Monday, December 10, 2012

B53. Compassion Belongs Outside the Gradebook

Compassion for our students is very important.  It is our kindness, our love, our understanding, that they will remember throughout their futures when they think of us, and it gives many students the motivation they need to work hard and succeed in our classes.

Compassion, however, must stop at the gradebook.  A final course grade should reflect one thing only.  Not whether we think the student did her best.  Not whether we believe the student would have done better if his personal life had not been so rocky.  Not whether we can see that this student is a good person and deserves a chance to succeed.  But whether the student has shown mastery of the content of the course.

This is an important distinction, and not an either/or.  We can be compassionate without compromising the integrity of our course credits.  We can teach our students from day one that we care about them, but that their grade in the class will reflect only that they have or have not mastered the course material.  We can help them understand that being unsuccessful in a class is not an indication that they are not good people, or that they didn’t try, but simply that in this particular semester, for whatever the complexity of circumstances, they did not master the content in this one particular course.  We can help them to see that this is not the end of the world, that they can try the course again, and that they are special and valuable people, but the gradebook shows no compassion, no judgments, only mastery.

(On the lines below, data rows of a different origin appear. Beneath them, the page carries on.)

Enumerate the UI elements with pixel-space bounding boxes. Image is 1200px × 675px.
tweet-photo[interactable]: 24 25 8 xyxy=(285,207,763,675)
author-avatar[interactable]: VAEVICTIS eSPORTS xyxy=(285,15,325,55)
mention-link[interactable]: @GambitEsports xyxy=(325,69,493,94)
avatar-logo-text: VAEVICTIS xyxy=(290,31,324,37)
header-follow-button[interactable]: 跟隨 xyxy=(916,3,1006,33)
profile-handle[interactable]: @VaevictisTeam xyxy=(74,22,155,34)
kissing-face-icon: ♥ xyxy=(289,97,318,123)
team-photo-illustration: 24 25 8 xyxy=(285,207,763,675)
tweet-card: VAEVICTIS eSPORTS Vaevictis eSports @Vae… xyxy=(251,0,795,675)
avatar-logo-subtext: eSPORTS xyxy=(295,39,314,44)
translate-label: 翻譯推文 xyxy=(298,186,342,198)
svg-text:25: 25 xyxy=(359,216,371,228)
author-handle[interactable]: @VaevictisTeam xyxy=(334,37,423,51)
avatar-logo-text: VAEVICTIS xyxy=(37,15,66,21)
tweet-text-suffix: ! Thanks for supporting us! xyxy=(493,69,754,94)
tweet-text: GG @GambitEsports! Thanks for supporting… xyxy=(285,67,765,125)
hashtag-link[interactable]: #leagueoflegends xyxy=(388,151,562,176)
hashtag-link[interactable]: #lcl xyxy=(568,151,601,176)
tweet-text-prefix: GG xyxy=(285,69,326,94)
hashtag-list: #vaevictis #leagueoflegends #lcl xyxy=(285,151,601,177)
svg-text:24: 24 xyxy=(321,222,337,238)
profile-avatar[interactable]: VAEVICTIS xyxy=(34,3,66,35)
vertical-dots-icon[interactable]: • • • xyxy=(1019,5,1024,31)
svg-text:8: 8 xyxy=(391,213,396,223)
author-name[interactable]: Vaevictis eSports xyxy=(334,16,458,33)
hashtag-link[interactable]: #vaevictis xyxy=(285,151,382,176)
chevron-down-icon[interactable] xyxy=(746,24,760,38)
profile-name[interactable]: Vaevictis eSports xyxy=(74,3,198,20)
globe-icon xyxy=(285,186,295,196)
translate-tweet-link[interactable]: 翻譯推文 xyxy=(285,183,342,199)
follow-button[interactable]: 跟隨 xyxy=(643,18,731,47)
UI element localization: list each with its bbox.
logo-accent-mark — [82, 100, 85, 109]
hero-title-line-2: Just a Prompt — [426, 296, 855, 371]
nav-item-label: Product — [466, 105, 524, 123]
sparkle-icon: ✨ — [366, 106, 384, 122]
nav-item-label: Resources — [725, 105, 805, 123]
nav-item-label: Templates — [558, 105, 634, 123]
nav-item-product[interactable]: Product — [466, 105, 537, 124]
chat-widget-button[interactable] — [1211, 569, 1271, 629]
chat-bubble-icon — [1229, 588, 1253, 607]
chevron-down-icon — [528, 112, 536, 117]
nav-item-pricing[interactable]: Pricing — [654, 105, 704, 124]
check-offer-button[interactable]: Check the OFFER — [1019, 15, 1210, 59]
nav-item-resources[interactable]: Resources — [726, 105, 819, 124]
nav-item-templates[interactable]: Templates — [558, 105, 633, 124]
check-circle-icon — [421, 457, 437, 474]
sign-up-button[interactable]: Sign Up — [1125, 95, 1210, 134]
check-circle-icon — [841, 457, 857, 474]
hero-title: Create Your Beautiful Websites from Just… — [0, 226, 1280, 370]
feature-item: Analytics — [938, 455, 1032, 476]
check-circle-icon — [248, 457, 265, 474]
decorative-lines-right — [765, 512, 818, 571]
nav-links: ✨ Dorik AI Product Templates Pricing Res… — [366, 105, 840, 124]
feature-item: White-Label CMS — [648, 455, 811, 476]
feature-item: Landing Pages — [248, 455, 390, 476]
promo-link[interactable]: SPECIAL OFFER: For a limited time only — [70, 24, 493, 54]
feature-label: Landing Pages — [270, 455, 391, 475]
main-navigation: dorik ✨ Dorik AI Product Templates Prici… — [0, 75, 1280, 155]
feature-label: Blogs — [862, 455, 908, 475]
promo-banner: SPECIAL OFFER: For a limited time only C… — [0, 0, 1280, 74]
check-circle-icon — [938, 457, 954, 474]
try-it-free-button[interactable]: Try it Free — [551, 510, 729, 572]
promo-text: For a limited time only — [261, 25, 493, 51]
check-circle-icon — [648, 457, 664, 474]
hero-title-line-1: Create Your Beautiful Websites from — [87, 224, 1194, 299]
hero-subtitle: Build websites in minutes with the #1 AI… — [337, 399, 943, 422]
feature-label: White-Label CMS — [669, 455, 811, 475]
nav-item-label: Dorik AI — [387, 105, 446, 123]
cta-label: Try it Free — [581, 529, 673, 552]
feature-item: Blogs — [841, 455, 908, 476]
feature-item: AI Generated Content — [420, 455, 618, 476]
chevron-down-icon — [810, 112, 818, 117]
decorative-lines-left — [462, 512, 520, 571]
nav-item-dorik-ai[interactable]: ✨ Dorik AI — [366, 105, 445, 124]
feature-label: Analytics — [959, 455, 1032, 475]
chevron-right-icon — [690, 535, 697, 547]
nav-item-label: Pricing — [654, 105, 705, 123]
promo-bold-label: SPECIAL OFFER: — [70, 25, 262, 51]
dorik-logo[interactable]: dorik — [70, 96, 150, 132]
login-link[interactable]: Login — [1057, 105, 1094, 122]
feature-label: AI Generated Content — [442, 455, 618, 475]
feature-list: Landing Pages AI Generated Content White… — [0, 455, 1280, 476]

This matters, because when we give sympathy grades, we are contributing to the growing societal problem of unqualified workers.  Employers see the student’s degree credentials and hire him, not knowing until later that the new hire is unprepared for the job and unable to perform it.  We have done the student no favor in sending him into an environment where he cannot be successful.  We have deceived the employer by telling him the student is prepared for that job when he isn’t.  And, most importantly, we have done society a disservice, by not preparing the workforce to competently meet the needs of the public.  That is our entrusted job.

Teachers, let’s be kind, yes.  Let’s listen to our students and help guide them in dealing with all life’s difficulties.  But the gradebook is closed.  We have been entrusted as the credential keepers.  To pass an unprepared student is to fail society.  There is plenty of room in the classroom for compassion, but the gradebook is off limits.